When the 1934 Uniform State Narcotic Drug Act was passed to regulate trade and permit prosecution for illegal possession of the drug, Hearst's newspapers fully endorsed it and inundated the American public with anti-weed propaganda.
Soon after, Anslinger and his cohort drafted the 1937 Marihuana Tax Act, largely in secret. The Act essentially made possession and selling of cannabis illegal, though only via self-incrimination. It violated the Fifth Amendment, but that didn't stop Hearst, Anslinger and other officials from endorising it and pushing propaganda piece after propaganda piece about cannabis on the American public.

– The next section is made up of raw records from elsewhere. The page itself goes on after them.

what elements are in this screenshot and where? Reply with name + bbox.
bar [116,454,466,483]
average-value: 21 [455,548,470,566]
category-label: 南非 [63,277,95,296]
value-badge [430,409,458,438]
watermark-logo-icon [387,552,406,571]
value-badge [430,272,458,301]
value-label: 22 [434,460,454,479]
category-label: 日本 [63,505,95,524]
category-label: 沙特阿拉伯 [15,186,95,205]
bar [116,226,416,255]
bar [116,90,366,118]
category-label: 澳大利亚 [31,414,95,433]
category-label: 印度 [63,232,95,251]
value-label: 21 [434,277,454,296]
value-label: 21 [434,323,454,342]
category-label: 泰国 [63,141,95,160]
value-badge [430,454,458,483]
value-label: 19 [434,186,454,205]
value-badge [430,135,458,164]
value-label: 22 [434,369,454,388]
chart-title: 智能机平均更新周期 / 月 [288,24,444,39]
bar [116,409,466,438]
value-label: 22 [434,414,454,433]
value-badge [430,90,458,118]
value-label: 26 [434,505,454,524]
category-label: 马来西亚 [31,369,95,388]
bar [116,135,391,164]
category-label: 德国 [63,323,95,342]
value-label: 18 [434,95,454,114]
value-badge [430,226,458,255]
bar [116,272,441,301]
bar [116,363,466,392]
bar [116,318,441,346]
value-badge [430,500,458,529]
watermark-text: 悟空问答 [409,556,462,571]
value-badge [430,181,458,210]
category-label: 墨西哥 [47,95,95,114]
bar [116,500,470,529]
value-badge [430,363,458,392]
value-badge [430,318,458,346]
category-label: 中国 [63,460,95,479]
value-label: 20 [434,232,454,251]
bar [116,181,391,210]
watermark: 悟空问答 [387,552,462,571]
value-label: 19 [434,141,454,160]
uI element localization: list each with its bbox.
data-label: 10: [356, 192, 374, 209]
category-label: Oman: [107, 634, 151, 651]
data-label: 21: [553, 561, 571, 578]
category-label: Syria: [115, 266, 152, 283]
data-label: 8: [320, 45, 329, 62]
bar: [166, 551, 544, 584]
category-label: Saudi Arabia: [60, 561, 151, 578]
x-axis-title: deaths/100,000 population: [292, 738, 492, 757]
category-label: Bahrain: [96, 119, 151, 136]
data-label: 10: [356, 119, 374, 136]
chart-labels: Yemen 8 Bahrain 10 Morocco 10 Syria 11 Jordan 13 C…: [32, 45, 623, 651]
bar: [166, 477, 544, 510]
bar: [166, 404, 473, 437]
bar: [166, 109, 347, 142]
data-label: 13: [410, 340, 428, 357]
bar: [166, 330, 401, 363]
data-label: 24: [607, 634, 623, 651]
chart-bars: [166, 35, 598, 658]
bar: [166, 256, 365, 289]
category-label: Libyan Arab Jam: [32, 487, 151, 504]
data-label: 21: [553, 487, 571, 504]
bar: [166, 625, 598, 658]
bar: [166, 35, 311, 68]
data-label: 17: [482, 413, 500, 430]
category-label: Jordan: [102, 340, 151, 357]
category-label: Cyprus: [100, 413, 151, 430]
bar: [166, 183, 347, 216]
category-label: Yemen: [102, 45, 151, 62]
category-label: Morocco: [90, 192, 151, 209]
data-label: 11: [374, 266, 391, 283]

While Hearst can't be directly tied to the suspiciously-timed 1936 film "Reefer Madness," it's not hard to imagine he had something to do with it. At the very least, Hearst's papers pushed out propaganda that helped both marijuana criminalization acts jive with the American public and pass in Congress.
So how does it feel now, knowing that today's lawmakers and anti-marijuana activists use the same arguments as horrible, racist and greed-driven business moguls/bad-faith public servants?
Marijuana laws have come a long way in the last 10 years, but there's still a lot more work to do. Like any other mind/mood-altering substance such as alcohol or tobacco, marijuana should be used in moderation. The war on drugs has thus far been one very, very expensive lie. We owe it to ourselves, as the American public, to refuse to live by laws created nearly a century ago by a bunch of bigots with only their self-interest in mind.